Operating expenses reached $106.5 million for the period, compared to $81.6 million for the 12 months to the end of December 2021, the bank said in filings with the Australian Securities and Investments Commission.
Jarden Australia’s co-chief executive Sarah Rennie previously said the local investment bank was focused on growing capital. Louise Kennerley
Expenses have piled up for Jarden’s local operations as it expands and pays senior bankers amid tougher conditions for dealmaking. To mitigate a slowdown in mergers and acquisitions and capital markets deals, investment banks have doled out weaker bonuses and cut hundreds of jobs around the world this year.
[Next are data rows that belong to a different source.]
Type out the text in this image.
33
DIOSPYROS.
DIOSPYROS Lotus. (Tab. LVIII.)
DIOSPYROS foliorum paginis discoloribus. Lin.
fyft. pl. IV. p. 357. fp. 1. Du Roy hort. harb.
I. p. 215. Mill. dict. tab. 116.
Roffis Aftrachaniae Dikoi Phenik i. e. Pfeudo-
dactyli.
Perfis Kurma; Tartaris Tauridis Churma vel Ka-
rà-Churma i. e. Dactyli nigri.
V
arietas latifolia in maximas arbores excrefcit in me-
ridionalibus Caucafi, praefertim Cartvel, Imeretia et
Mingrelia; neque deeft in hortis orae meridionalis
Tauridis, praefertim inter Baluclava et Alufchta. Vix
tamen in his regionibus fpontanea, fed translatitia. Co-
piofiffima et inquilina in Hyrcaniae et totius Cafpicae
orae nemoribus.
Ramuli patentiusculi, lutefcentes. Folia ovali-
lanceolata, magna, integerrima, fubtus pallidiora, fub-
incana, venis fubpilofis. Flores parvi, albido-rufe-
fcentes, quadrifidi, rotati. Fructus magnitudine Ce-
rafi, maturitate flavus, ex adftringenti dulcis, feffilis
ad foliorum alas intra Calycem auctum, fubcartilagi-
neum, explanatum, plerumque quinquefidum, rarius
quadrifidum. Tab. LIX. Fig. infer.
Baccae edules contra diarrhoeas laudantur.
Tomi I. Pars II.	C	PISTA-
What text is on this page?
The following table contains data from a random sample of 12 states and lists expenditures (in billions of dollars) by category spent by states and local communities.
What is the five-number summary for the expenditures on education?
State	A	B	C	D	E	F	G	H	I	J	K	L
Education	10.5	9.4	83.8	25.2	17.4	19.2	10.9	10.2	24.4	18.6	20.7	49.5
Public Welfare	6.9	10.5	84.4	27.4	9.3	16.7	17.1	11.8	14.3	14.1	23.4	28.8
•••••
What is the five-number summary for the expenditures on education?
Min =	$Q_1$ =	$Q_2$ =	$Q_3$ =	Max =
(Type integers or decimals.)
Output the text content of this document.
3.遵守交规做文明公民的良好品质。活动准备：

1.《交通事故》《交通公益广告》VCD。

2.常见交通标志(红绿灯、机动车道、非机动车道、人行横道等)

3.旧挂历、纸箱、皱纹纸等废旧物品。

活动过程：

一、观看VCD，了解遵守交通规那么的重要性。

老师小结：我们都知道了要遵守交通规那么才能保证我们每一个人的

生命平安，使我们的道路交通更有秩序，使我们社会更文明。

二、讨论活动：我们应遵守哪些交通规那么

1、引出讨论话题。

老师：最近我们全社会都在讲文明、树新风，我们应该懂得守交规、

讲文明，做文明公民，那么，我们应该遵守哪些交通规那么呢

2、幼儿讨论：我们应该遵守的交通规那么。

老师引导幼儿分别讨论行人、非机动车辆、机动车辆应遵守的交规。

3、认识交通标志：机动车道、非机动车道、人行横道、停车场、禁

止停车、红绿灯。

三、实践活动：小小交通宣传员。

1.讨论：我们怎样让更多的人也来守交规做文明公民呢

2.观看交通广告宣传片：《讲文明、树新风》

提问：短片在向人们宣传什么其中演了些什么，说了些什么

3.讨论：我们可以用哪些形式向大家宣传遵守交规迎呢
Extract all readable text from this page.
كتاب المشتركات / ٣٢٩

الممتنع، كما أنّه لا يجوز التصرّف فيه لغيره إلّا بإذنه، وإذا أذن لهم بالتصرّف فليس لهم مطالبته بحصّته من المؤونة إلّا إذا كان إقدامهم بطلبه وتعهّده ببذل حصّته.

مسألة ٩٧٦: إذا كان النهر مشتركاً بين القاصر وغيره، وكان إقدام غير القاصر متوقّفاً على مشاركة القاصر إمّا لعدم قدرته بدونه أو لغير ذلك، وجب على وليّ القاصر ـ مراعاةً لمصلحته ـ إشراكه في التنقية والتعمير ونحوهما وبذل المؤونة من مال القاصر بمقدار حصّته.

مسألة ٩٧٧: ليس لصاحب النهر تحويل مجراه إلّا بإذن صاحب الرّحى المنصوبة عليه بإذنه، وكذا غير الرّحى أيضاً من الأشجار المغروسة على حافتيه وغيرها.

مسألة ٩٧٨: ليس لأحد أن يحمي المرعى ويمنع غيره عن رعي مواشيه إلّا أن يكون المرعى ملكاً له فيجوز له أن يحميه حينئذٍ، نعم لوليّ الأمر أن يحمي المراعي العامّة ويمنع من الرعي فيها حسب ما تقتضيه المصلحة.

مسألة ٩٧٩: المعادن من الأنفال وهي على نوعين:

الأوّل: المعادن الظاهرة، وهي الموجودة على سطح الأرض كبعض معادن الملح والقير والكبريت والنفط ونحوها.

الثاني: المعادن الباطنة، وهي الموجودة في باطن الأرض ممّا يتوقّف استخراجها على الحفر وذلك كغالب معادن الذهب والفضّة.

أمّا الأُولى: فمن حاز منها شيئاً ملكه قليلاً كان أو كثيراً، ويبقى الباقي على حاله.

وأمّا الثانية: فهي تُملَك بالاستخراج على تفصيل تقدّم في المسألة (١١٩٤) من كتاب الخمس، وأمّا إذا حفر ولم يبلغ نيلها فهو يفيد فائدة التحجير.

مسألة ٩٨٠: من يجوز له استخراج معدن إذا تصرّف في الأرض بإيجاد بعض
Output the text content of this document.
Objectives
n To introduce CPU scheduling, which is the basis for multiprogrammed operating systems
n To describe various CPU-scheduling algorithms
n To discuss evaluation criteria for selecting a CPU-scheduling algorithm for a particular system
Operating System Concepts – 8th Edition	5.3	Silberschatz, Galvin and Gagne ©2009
Australian investment bankers’ fees slumped 50 per cent in the first half of the year, marking their worst six-month year-on-year showing in five years. The absence of IPOs and a 60 per cent fall in fees from completed mergers and acquisitions were the most noticeable factors across investment banking, which was scarred by rising interest rates and stubborn inflation.
Despite its expenses, Jarden’s revenue from fees and commissions swelled to $99 million at the end of March from $75 million for the 12 months to the end of December 2021 as it continued to win mandates to advise companies on their M&A plans. The investment bank advised Potentia Capital on its $562 million acquisition of Nitro Software, Mirvac’s $1.8 billion build-to-rent deal last year, and has been the go-to adviser for Woolworths.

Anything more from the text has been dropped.